MALANG TERKINI – Kasus perkawinan anak masih terus terjadi. Anak masih dianggap sebagai komoditas penghasil uang karena adanya mahar dalam pernikahan.
Pemikiran transaksional ini diungkapkan oleh Rita Pranawati, Wakil Ketua Komisi Perlindungan Anak Indonesis (KPAI) dalam talk show nasional pada 3 Agustus 2021 kemarin.
“Jadi itu anak dianggap barang yang bisa dipertukarkan dengan barang komoditi, itu sangat sedih sekali anak dianggap aset,” ungkap Rita.
Dalam talk show yang digagas PP Nasyiatul Aisyiyah sebagaimana dilansir dari laman resmi Muhammadiyah, pernikahan anak bermotif ekonomi disebut kerap terjadi karena pemikiran untung rugi.
Orang tua merasa rugi jika tidak menerima mahar karena sudah merawat si anak dari kecil.
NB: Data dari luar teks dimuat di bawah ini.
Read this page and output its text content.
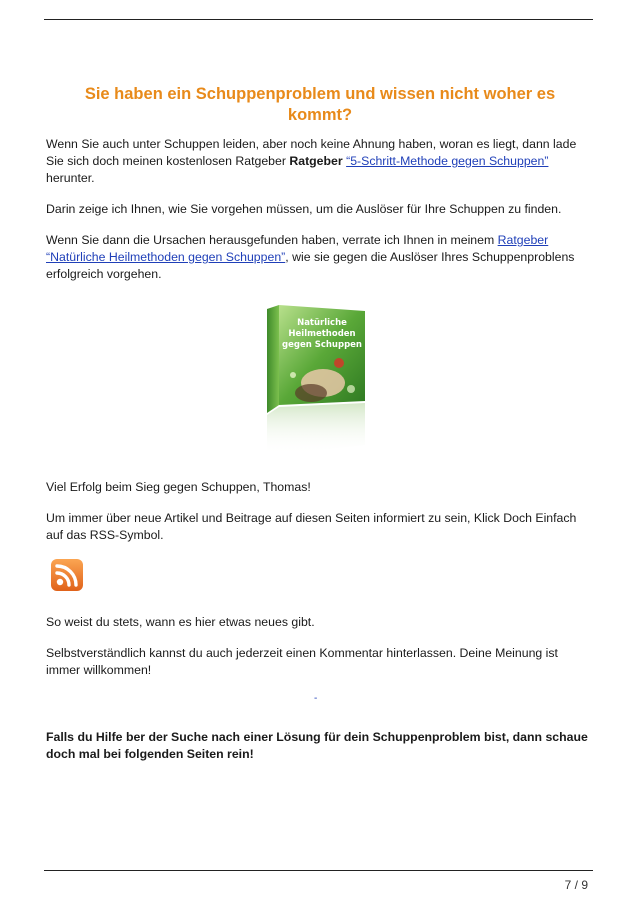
Sie haben ein Schuppenproblem und wissen nicht woher es kommt?

Wenn Sie auch unter Schuppen leiden, aber noch keine Ahnung haben, woran es liegt, dann lade Sie sich doch meinen kostenlosen Ratgeber Ratgeber “5-Schritt-Methode gegen Schuppen” herunter.

Darin zeige ich Ihnen, wie Sie vorgehen müssen, um die Auslöser für Ihre Schuppen zu finden.

Wenn Sie dann die Ursachen herausgefunden haben, verrate ich Ihnen in meinem Ratgeber “Natürliche Heilmethoden gegen Schuppen”, wie sie gegen die Auslöser Ihres Schuppenproblens erfolgreich vorgehen.

Natürliche
Heilmethoden
gegen Schuppen

Viel Erfolg beim Sieg gegen Schuppen, Thomas!

Um immer über neue Artikel und Beitrage auf diesen Seiten informiert zu sein, Klick Doch Einfach auf das RSS-Symbol.

So weist du stets, wann es hier etwas neues gibt.

Selbstverständlich kannst du auch jederzeit einen Kommentar hinterlassen. Deine Meinung ist immer willkommen!

-

Falls du Hilfe ber der Suche nach einer Lösung für dein Schuppenproblem bist, dann schaue doch mal bei folgenden Seiten rein!

7 / 9
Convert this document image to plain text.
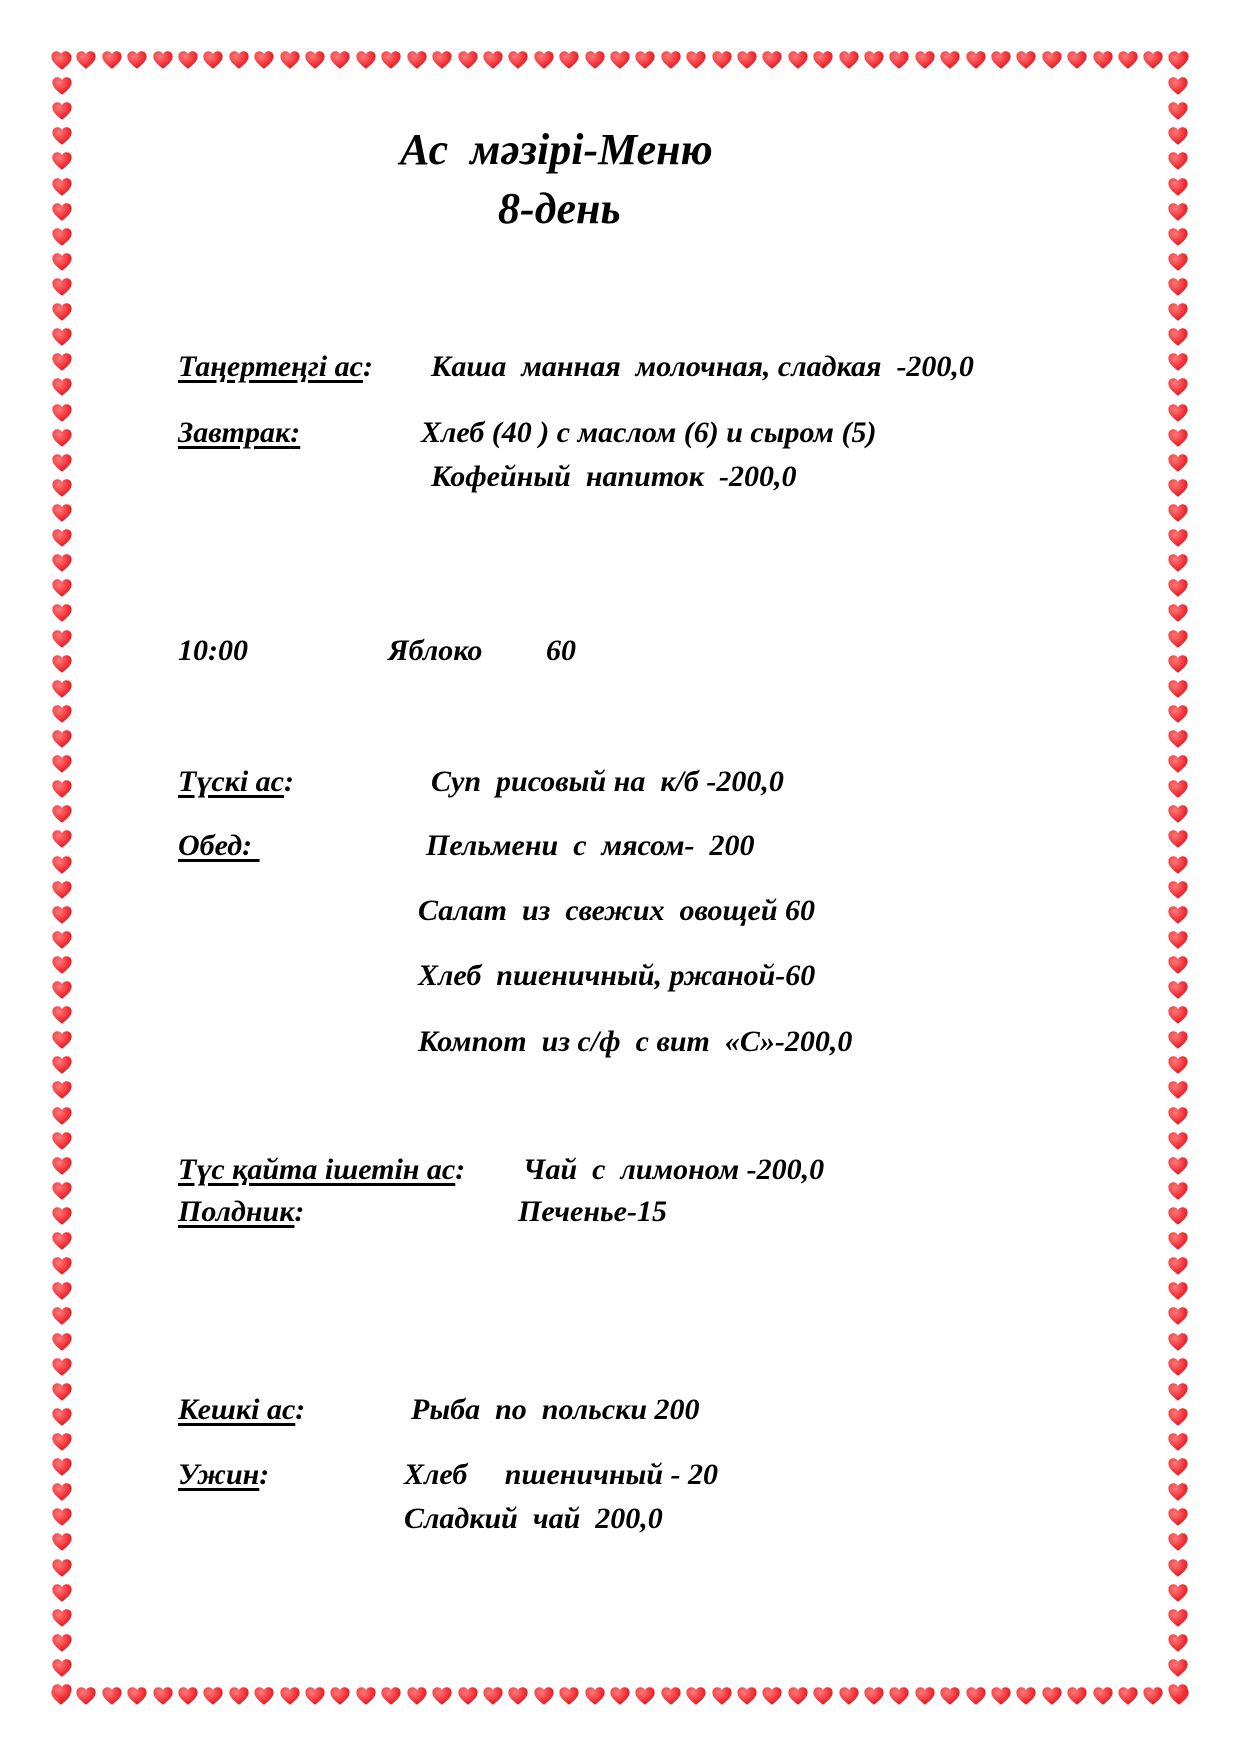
Ас  мәзірі-Меню
8-день
Таңертеңгі ас: Каша  манная  молочная, сладкая  -200,0
Завтрак:	Хлеб (40 ) с маслом (6) и сыром (5)
Кофейный  напиток  -200,0
10:00	Яблоко 60
Түскі ас:	Суп  рисовый на  к/б -200,0
Обед:	Пельмени  с  мясом-  200
Салат  из  свежих  овощей 60
Хлеб  пшеничный, ржаной-60
Компот  из с/ф  с вит  «С»-200,0
Түс қайта ішетін ас: Чай  с  лимоном -200,0
Полдник:	Печенье-15
Кешкі ас:	Рыба  по  польски 200
Ужин:	Хлеб     пшеничный - 20
Сладкий  чай  200,0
Selain itu, motif kultural dan pemahaman keagamaan yang ideologis turut memberi pengaruh.
Sementara itu, si anak akan kehilangan hak bermain dan tidak bisa memanfaatkan waktu luang. Mereka juga kehilangan hak untuk memperoleh kesehatan yang optimal.
Pada akhirnya menikah merupakan salah satu alasan terbentuknya masalah yang kompleks kareana anak dipaksa menjalani fase yang belum semestinya dijalani.
”Meskipun secara biologis masuk dewasa, tetapi organ reproduksinya belum siap,” jelas Rita dalam pertemuan virtual itu.